Ask most people where their salmon or trout comes from, and they'll picture a Scottish loch or a chalk stream somewhere in the English countryside. The reality, increasingly, is rather different. A growing share of the UK's farmed fish is produced in land-based facilities where every litre of water is carefully controlled, filtered, and recirculated, and where the engineering behind that process matters enormously.

The Shift Towards Controlled Water Systems

Traditional flow-through fish farming, where fresh water runs in, through the tanks, and out, is giving way to something more sophisticated. Recirculating Aquaculture Systems, known in the industry as RAS, treat and reuse water rather than continuously drawing from rivers or the sea. The fish stay in the same water; the water itself is cleaned, oxygenated, and temperature-regulated in a continuous loop.

It's a setup that allows farms to operate year-round regardless of weather, manage disease risk more effectively, and reduce the environmental footprint of production. Land-based RAS facilities are also increasingly attractive to investors for exactly these reasons: you're not at the mercy of tidal conditions or seasonal water temperatures.

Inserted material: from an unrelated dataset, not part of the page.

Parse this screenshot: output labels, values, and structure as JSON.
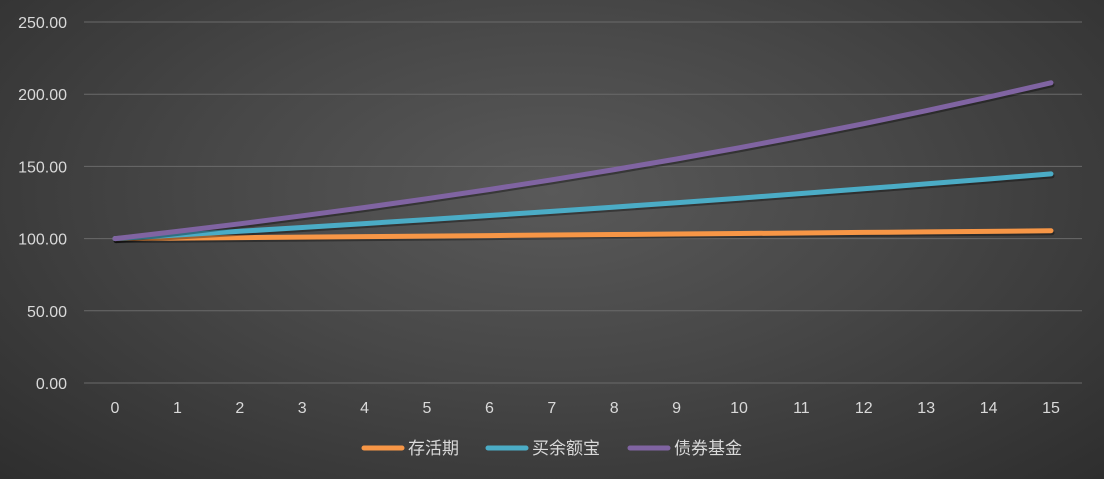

The catch, if you'll pardon the expression, is that running this kind of system demands serious infrastructure. Particularly when it comes to water movement.

Why Pumping Technology Is Central to Fish Health

Water in a RAS facility doesn't stand still. It circulates through mechanical filters, biofilters, UV disinfection units, aeration systems, and back to the tanks, often continuously, 24 hours a day. Any interruption to that flow can compromise oxygen levels within minutes. For fish densities typical of a commercial operation, that's a significant welfare and financial risk.

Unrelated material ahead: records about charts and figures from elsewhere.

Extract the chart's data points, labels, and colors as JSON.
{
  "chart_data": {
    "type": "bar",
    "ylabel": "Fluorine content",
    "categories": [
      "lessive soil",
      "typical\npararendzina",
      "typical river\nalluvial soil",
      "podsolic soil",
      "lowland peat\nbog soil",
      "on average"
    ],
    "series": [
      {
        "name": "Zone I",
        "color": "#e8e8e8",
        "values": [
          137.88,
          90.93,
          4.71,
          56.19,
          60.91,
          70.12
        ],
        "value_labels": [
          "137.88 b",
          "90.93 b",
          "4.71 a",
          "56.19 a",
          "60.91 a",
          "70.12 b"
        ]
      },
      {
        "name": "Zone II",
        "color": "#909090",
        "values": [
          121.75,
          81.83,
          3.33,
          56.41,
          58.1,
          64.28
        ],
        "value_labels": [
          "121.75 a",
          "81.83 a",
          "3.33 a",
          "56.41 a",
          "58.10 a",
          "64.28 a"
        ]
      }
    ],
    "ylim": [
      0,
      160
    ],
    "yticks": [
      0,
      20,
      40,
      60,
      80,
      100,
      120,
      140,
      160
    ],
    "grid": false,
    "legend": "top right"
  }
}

That's why the specification of aquaculture pumps matters far more than many first-time operators anticipate. The pumps used in RAS need to handle seawater, freshwater, and brackish water, often with particles present, without degrading quickly or requiring frequent maintenance stops. Downtime in a fish farm isn't like downtime in a factory; you can't just pause production.

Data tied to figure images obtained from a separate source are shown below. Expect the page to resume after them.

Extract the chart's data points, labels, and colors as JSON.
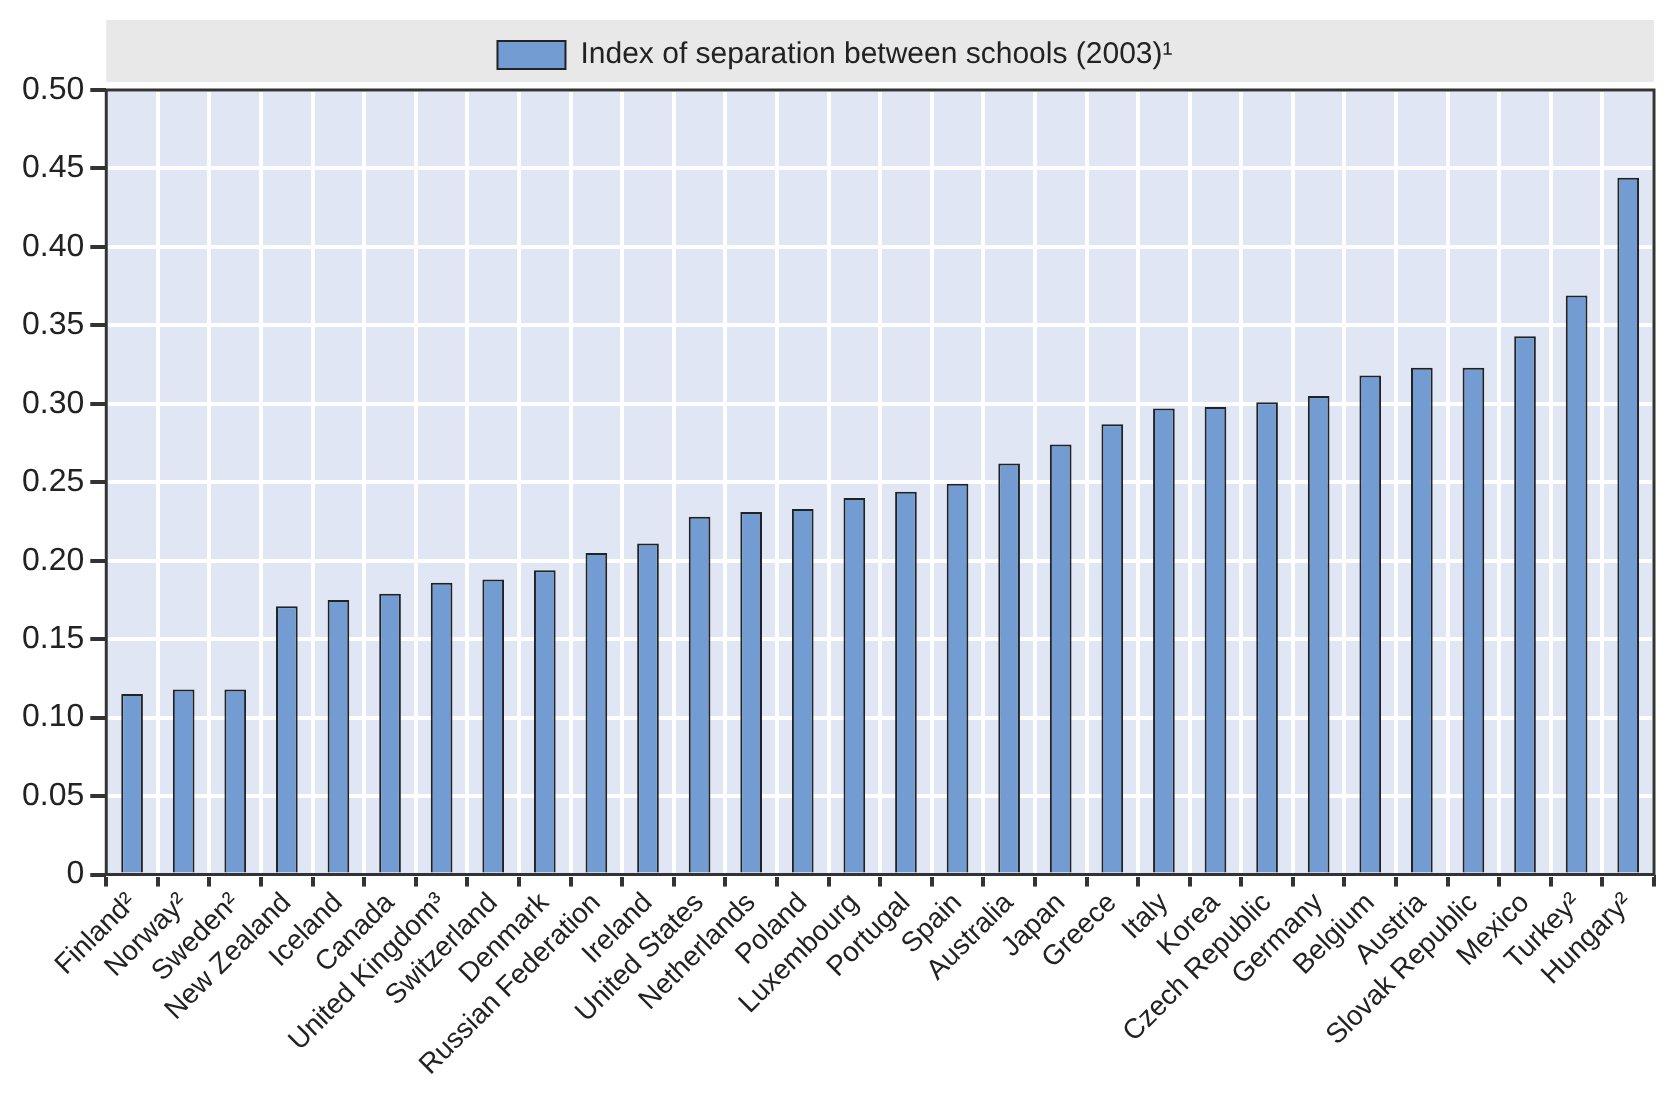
{
  "chart_data": {
    "type": "bar",
    "categories": [
      "Finland²",
      "Norway²",
      "Sweden²",
      "New Zealand",
      "Iceland",
      "Canada",
      "United Kingdom³",
      "Switzerland",
      "Denmark",
      "Russian Federation",
      "Ireland",
      "United States",
      "Netherlands",
      "Poland",
      "Luxembourg",
      "Portugal",
      "Spain",
      "Australia",
      "Japan",
      "Greece",
      "Italy",
      "Korea",
      "Czech Republic",
      "Germany",
      "Belgium",
      "Austria",
      "Slovak Republic",
      "Mexico",
      "Turkey²",
      "Hungary²"
    ],
    "series": [
      {
        "name": "Index of separation between schools (2003)¹",
        "color": "#739cd3",
        "values": [
          0.115,
          0.118,
          0.118,
          0.171,
          0.175,
          0.179,
          0.186,
          0.188,
          0.194,
          0.205,
          0.211,
          0.228,
          0.231,
          0.233,
          0.24,
          0.244,
          0.249,
          0.262,
          0.274,
          0.287,
          0.297,
          0.298,
          0.301,
          0.305,
          0.318,
          0.323,
          0.323,
          0.343,
          0.369,
          0.444
        ]
      }
    ],
    "ylim": [
      0,
      0.5
    ],
    "yticks": [
      0,
      0.05,
      {
        "value": 0.1,
        "label": "0.10"
      },
      0.15,
      {
        "value": 0.2,
        "label": "0.20"
      },
      0.25,
      {
        "value": 0.3,
        "label": "0.30"
      },
      0.35,
      {
        "value": 0.4,
        "label": "0.40"
      },
      0.45,
      {
        "value": 0.5,
        "label": "0.50"
      }
    ],
    "tick_labels": true,
    "grid": true,
    "legend": "top"
  }
}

DESMI, a Danish engineering company with a substantial aquaculture division, designs centrifugal pumps specifically for these environments. Their systems are built to operate continuously at over 80% efficiency under high-flow, low-pressure conditions, which is the typical demand profile in a recirculating setup.

Disinfection: the Role of UV in Modern Fish Farms

Alongside water movement, pathogen control is one of the most pressing technical challenges in intensive fish farming. Virus and bacteria outbreaks have historically caused significant stock losses across the industry, and chemical treatments bring their own complications in a closed-loop system.

UV disinfection has become the standard approach in modern RAS facilities. By exposing water to ultraviolet light at a carefully calculated dose, harmful microorganisms are neutralised without introducing chemicals into the water supply. The effectiveness depends on water clarity and the UV dose applied, both of which need to be matched to the specific pathogens of concern for a given species and location.

A Growing Sector With Room to Expand

The UK aquaculture industry is still relatively modest compared to Norway or Scotland's offshore salmon sector, but land-based production is growing. According to Seafish, the potential to expand UK aquaculture exists not just in established species like trout but in newer ventures such as warm-water shrimp farmed in on-land RAS systems. Regulatory and water quality challenges have historically slowed growth, but investment in better infrastructure is gradually shifting that picture.

What This Means for the South West

Devon and the wider South West have a seafood tradition that stretches back centuries, and interest in land-based aquaculture has been growing steadily in the region. As more operators look to build or upgrade RAS facilities, the decisions they make about water management infrastructure, such as pumps, UV systems, and monitoring technology, will shape how viable and sustainable those operations turn out to be. It's not the most visible part of the industry, but it's arguably the most critical.